The Adventures of Miss Barbara Pym by Paula Byrne

 One of the main reasons for Pym's many rejections was the closure of the commercial circulating libraries, where for a small fee readers could rent out books at a time when buying books was still costly.  This had been the key not only to Pym's own voracious consumption of fiction as a young woman, but also to her wide readership back in the fifties.                                                                       -- Paula Byrne, The Adventures of Miss Barara Pym (William Collins, 2021)

It is always a pleasure to discover a new writer whose books give one pleasure.  I first heard of Barbara Pym in Alison Light's review of Byrne's biography in "The London Review of Books" 29 July 2021 and have now posted comments about three of her novels on this blog.  Pym published six books from 1950 to 1961 and then faced only rejection from not only her own publisher but more than twenty others to whom she submitted manuscripts; she was considered old-fashioned and her books were not considered particularly profitable (if Byrne unearthed any actual sales figures for Pym's books she doesn't share them with us). Finally Pym was able to get additional books published after "The Times Literary Supplement" did a survey in 1977 of the most under-rated and most over-rated novels of the 20th century and Pym's name was the only one listed as under-rated by two of the people surveyed, Philip Larkin(who had long been a supporter) and Lord David Cecil, English professor at Oxford (from which Pym had graduated). Pym died in 1980 and had four books published posthumously that had not been accepted by a publisher.

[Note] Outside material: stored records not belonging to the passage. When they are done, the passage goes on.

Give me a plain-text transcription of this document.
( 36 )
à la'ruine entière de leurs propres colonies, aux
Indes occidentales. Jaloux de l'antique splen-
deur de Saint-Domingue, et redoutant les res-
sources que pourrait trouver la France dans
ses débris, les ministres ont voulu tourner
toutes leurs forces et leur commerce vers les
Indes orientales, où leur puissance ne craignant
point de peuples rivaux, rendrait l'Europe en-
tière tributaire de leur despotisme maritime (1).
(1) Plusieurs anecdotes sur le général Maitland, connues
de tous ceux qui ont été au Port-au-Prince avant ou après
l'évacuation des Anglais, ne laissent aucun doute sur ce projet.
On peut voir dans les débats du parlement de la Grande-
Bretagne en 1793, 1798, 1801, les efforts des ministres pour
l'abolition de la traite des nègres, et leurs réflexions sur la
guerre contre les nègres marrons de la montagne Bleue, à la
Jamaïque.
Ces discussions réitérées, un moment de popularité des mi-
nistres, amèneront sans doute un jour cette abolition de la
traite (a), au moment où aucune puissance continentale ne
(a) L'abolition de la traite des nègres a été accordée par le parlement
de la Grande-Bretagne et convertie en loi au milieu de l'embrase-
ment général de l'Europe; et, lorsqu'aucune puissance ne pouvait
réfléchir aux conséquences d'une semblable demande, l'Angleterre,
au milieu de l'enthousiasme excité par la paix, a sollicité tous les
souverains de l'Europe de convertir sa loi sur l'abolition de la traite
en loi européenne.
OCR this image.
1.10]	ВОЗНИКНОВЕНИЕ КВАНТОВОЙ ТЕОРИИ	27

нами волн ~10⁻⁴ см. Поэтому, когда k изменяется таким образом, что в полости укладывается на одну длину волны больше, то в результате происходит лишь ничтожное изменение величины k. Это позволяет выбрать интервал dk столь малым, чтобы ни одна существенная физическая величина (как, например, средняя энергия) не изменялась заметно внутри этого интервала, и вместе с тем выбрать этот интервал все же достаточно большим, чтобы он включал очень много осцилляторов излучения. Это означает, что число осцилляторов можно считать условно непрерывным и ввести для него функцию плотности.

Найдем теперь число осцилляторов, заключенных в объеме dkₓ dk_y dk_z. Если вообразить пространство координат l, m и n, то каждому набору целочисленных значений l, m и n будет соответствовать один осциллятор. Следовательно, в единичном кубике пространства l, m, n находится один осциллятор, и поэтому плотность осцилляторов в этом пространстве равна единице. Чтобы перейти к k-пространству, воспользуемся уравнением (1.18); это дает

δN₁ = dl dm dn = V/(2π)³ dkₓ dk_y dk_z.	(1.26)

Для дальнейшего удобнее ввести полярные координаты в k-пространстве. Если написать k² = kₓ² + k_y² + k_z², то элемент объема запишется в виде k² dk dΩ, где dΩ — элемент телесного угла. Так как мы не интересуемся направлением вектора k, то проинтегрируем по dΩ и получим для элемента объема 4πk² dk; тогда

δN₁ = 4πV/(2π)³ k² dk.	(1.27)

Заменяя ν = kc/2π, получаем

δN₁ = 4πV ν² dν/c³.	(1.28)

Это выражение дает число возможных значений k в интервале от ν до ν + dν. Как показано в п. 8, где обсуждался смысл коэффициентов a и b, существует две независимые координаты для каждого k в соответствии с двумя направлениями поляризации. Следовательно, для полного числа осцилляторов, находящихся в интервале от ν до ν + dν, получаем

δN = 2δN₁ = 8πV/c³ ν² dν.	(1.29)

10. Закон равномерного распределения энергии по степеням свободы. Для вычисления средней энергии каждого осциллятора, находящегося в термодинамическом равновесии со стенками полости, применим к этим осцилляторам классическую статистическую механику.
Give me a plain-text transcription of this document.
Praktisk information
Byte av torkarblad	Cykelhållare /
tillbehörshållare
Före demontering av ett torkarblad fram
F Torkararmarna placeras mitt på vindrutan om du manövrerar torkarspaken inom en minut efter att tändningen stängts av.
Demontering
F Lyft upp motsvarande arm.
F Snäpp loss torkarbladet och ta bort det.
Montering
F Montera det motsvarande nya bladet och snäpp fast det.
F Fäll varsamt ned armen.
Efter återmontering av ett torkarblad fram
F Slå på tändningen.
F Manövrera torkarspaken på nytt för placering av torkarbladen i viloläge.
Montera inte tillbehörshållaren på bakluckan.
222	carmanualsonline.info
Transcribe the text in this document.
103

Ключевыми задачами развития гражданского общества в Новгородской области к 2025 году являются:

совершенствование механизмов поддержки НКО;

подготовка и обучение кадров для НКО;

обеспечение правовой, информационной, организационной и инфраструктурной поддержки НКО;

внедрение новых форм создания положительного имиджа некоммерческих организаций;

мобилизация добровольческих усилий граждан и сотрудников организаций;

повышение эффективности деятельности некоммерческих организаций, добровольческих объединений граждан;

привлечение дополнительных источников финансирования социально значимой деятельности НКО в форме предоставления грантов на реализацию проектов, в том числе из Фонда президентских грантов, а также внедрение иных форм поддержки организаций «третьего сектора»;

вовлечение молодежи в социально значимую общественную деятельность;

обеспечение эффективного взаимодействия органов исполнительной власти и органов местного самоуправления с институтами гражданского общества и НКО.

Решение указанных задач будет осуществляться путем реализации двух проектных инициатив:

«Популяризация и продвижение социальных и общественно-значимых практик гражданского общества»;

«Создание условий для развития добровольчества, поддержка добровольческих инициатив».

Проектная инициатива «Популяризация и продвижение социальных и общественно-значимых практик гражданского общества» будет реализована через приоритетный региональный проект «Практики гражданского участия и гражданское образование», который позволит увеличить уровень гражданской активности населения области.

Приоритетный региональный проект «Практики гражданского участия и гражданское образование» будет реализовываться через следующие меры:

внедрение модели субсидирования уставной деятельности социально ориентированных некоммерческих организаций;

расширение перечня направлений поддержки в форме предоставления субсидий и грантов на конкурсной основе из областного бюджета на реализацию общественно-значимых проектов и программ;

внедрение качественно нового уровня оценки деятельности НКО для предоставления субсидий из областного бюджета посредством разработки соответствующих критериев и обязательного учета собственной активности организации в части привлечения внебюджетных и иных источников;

As fascinating and beautifully written as Byrne's book is and as useful as she found Pym's diaries (from which she quotes frequently) -- she has been very influenced by Pym's style -- it remains a question as to how important the life of a writer is to the understanding and appreciation of her work.  There is a great deal of information in Byrne's book about Pym's Nazi lover as well as her many failed relationships with men, who were often homosexual, married or otherwise unavailable. I read biographies of artists because I am fascinated about their ability to accomplish so much in this world that defeats the efforts of many of us.  Pym had a particularly complex life, filled with happiness as well as sadness, but she managed in her novels to create a world of her own, filled with requited and unrequited love in a small slice of England, with characters vividly alive.